Second: James O’Connor played splendidly in the last Test of the season against Wales at Cardiff in 2011, leading the Wallabies to an exciting victory.

The measure of this victory can be gauged when England played Wales at Cardiff in the last match of the 2013 Six Nations. Wales monstered the favoured England 30-3 and won the tournament in the process.

O’Connor is probably the starting number 10 for the Wallabies-Lions series, as a consequence.

Matt Toomua and Christian Lealiifano also have their advocates for the number 10 jersey of the Wallabies. Some experts are even putting Bernard Foley forward as a possibility.

Three: Eddie Jones, who has coached Queensland and Australia, stated recently that there is no way that Deans should play the ‘three amigos’ – Cooper, O’Connor and Beale – in the same Wallaby side.

To my mind, O’Connor and Beale (provided he can get back on the field) are much better value in every respect for the Wallabies, especially on the field, than Cooper.

Four: team culture is an important aspect of the Wallaby squad Deans is developing for the Lions series. Cooper has smashed that culture before and could easily smash it again.

Advertisement

Five: Deans went public before the season started and stated that Cooper had to play in the line on attack AND defence if he wanted to be reinstated in the Wallabies.

As Paul Cully pointed out a day or ago on Rugby Heaven, Cooper has not been doing this for the Reds. He is missing tackles and he has a high turnover rate.

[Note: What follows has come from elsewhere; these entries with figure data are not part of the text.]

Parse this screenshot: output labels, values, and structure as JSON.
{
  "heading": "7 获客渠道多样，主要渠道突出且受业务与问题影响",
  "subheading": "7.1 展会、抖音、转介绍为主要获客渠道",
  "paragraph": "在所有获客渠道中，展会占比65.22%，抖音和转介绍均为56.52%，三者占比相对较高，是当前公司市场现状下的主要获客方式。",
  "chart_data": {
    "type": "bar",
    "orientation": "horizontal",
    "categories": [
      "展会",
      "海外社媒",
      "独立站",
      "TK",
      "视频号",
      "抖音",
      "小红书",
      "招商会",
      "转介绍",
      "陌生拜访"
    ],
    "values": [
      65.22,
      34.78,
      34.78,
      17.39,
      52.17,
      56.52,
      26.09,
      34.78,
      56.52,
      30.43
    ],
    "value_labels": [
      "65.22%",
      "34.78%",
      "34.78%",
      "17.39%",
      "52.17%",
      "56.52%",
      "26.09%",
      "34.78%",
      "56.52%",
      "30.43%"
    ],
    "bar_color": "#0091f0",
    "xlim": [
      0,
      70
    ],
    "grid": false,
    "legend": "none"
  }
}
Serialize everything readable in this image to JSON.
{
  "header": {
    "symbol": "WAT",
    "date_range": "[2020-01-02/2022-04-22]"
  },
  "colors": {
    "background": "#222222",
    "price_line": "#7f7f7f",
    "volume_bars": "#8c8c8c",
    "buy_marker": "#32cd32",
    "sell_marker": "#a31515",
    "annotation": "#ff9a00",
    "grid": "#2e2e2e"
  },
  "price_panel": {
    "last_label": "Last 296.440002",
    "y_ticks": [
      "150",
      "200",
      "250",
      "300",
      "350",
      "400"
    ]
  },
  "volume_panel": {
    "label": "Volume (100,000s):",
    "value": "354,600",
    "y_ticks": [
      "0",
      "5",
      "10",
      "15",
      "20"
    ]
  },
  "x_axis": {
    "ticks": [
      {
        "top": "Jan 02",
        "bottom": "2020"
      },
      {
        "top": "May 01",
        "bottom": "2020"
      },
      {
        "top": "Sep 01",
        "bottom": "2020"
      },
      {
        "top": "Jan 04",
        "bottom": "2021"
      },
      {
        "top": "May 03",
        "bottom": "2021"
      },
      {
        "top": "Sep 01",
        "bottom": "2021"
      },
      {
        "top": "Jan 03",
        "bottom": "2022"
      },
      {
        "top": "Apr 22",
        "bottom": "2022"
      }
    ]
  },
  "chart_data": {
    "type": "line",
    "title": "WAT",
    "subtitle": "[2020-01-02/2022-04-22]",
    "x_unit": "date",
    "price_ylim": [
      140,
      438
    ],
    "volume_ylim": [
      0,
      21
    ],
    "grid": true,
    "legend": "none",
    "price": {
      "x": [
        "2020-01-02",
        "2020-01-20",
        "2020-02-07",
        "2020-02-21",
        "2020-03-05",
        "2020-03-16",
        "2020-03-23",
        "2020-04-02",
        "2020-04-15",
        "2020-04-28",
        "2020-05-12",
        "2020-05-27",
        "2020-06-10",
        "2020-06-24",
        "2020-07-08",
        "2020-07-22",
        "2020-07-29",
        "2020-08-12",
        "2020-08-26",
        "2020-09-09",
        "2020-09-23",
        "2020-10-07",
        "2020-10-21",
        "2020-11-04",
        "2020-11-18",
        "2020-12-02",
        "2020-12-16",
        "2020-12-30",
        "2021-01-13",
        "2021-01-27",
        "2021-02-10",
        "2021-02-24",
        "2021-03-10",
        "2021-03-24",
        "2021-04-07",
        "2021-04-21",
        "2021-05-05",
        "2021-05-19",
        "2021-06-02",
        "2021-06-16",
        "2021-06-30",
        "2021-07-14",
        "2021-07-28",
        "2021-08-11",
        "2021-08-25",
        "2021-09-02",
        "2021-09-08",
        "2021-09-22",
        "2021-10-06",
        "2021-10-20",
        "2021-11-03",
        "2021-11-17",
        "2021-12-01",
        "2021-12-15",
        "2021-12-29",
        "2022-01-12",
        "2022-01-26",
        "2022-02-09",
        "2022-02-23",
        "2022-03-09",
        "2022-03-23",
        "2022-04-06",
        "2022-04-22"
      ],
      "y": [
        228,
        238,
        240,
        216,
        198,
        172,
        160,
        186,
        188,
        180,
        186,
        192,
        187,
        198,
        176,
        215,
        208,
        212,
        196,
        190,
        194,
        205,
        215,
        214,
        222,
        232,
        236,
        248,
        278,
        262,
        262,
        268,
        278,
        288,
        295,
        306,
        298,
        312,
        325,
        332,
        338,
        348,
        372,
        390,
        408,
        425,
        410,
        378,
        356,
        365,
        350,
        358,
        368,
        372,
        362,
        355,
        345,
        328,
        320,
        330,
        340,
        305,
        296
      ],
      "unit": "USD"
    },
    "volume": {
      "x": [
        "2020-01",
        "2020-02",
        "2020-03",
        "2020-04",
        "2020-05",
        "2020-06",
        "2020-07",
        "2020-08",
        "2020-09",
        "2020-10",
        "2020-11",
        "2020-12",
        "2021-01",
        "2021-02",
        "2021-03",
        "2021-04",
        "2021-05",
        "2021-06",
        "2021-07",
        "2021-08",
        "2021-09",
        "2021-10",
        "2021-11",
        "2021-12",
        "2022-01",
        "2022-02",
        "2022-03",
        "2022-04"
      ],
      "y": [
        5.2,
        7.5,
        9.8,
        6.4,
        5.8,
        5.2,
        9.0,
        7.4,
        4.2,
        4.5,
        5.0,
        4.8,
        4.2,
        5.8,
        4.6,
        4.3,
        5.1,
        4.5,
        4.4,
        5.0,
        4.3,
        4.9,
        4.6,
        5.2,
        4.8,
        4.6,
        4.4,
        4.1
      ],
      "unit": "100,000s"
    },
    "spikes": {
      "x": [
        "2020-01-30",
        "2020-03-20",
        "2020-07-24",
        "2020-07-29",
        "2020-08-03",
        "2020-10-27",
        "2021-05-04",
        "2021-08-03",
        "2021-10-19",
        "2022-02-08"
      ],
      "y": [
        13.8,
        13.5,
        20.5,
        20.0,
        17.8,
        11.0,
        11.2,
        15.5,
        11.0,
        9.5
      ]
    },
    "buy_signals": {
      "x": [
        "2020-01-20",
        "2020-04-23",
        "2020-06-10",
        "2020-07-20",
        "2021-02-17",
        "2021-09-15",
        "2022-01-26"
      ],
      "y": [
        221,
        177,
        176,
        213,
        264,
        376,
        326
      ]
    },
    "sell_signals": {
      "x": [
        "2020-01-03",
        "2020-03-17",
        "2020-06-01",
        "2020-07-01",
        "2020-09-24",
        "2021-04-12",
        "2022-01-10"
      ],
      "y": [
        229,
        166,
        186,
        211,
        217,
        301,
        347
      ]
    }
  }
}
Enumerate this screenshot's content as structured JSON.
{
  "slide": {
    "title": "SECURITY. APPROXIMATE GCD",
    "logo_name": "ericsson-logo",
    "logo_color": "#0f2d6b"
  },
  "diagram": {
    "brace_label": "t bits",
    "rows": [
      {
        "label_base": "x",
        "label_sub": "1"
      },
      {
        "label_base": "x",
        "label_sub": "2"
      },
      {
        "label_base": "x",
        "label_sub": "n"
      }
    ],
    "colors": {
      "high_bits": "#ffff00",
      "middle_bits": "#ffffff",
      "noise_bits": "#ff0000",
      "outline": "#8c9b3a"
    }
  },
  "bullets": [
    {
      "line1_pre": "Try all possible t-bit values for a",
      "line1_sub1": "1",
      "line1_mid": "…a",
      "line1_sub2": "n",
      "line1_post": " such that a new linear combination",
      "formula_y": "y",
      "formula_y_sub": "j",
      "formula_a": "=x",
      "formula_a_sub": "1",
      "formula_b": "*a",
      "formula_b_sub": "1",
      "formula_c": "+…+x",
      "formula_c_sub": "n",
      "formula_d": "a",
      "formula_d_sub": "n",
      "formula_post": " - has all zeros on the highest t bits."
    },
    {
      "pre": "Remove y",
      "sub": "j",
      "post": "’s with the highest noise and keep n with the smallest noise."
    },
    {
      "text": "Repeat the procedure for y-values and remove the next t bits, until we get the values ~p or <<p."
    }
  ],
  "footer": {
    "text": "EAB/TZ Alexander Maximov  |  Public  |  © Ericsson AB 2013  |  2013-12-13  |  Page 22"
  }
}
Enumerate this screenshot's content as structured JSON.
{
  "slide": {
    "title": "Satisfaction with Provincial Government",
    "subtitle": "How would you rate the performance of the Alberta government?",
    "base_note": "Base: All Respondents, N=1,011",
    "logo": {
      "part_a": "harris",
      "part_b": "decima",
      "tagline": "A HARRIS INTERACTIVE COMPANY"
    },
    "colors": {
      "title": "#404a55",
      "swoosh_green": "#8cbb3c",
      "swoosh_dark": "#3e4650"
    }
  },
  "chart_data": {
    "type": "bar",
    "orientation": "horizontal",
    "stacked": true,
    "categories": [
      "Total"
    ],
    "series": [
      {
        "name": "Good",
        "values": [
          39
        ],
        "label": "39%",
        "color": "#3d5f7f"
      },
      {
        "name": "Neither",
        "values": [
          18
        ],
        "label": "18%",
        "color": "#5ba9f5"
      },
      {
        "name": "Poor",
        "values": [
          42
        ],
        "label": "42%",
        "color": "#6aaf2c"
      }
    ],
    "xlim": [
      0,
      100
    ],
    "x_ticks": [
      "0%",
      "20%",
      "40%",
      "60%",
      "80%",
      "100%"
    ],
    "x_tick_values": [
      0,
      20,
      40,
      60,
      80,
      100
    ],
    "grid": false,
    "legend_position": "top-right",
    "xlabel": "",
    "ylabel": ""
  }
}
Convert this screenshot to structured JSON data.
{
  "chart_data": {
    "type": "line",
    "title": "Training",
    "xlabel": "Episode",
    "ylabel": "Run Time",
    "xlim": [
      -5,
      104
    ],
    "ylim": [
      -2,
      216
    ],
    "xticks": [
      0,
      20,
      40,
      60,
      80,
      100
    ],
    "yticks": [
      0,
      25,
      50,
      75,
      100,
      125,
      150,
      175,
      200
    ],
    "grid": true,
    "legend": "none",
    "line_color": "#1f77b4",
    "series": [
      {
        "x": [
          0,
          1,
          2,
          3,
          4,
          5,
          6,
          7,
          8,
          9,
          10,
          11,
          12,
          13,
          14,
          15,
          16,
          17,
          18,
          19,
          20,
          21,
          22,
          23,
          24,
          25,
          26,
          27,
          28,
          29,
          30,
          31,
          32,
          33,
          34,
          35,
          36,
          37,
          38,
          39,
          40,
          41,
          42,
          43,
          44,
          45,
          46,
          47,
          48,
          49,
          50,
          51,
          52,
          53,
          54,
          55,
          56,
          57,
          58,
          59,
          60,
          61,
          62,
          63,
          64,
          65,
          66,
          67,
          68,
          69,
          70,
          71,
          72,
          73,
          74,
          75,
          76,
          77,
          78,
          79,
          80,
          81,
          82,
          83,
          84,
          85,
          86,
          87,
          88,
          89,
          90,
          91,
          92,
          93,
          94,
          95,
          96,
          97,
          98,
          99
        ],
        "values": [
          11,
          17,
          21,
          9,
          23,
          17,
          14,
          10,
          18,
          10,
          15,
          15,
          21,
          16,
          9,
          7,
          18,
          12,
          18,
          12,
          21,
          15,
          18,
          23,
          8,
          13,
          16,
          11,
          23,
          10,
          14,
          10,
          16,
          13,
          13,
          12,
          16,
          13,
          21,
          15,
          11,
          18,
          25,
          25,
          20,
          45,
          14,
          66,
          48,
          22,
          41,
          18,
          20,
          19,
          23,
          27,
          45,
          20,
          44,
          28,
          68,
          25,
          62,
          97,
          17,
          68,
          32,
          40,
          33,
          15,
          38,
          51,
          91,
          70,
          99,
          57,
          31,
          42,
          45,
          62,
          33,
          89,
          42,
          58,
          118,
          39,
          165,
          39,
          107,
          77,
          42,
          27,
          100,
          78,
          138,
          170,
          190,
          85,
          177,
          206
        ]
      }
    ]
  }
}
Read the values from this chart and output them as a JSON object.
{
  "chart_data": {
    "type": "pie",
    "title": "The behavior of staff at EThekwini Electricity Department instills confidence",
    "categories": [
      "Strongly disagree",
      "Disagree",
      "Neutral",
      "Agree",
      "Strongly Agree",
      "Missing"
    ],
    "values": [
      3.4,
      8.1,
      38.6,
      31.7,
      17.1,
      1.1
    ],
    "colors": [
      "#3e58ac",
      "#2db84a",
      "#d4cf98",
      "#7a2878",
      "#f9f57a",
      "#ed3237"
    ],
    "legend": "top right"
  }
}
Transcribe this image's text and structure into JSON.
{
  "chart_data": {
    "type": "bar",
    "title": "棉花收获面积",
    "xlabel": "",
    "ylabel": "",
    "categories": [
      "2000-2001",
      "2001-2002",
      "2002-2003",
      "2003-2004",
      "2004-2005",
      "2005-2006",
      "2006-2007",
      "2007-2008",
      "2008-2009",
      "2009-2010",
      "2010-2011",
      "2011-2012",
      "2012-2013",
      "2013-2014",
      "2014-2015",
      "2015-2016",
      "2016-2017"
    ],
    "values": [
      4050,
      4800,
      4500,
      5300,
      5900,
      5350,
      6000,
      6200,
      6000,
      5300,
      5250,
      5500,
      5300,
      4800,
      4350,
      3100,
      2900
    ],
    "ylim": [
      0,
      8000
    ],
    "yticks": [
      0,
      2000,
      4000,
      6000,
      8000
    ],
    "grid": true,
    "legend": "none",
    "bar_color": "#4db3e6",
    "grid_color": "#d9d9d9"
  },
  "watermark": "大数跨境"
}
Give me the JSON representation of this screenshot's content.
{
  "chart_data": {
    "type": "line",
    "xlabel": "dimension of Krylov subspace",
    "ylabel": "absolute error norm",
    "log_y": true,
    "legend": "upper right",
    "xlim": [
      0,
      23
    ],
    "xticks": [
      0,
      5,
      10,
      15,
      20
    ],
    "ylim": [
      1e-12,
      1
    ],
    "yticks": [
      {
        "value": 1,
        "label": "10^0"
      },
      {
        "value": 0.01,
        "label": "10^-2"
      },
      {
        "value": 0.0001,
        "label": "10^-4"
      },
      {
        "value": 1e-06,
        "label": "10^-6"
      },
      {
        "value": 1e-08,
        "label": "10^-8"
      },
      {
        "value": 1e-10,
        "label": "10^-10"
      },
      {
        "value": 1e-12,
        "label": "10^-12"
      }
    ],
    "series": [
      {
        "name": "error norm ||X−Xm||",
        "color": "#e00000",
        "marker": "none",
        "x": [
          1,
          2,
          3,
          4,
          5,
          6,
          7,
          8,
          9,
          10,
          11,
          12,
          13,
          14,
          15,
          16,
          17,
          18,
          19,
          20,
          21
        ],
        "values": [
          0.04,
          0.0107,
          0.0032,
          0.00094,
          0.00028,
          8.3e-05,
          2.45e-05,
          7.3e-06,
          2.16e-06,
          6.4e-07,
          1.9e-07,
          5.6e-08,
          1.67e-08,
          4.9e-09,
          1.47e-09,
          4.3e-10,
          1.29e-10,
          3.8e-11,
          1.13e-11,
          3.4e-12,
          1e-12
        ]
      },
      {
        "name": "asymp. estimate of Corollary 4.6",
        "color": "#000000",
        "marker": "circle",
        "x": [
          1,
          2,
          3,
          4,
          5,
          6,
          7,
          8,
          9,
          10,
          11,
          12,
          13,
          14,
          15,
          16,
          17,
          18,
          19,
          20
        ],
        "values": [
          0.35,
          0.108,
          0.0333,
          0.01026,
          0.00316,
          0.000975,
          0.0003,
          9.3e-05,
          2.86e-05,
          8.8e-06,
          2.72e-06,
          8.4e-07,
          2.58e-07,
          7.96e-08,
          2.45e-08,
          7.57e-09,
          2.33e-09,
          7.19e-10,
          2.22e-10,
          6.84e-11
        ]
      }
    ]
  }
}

He is brilliant but this brilliance is seen more often in Super Rugby than in Test rugby.

Rugby Tests are more often lost on mistakes than they are won by individual brilliance.

There is always the possibility, anyway, that Cooper will be picked for the Wallabies. But Martin’s outrageous rant has not helped Cooper’s cause nor done very much for Martin’s reputation as a lucid analyst of rugby matters.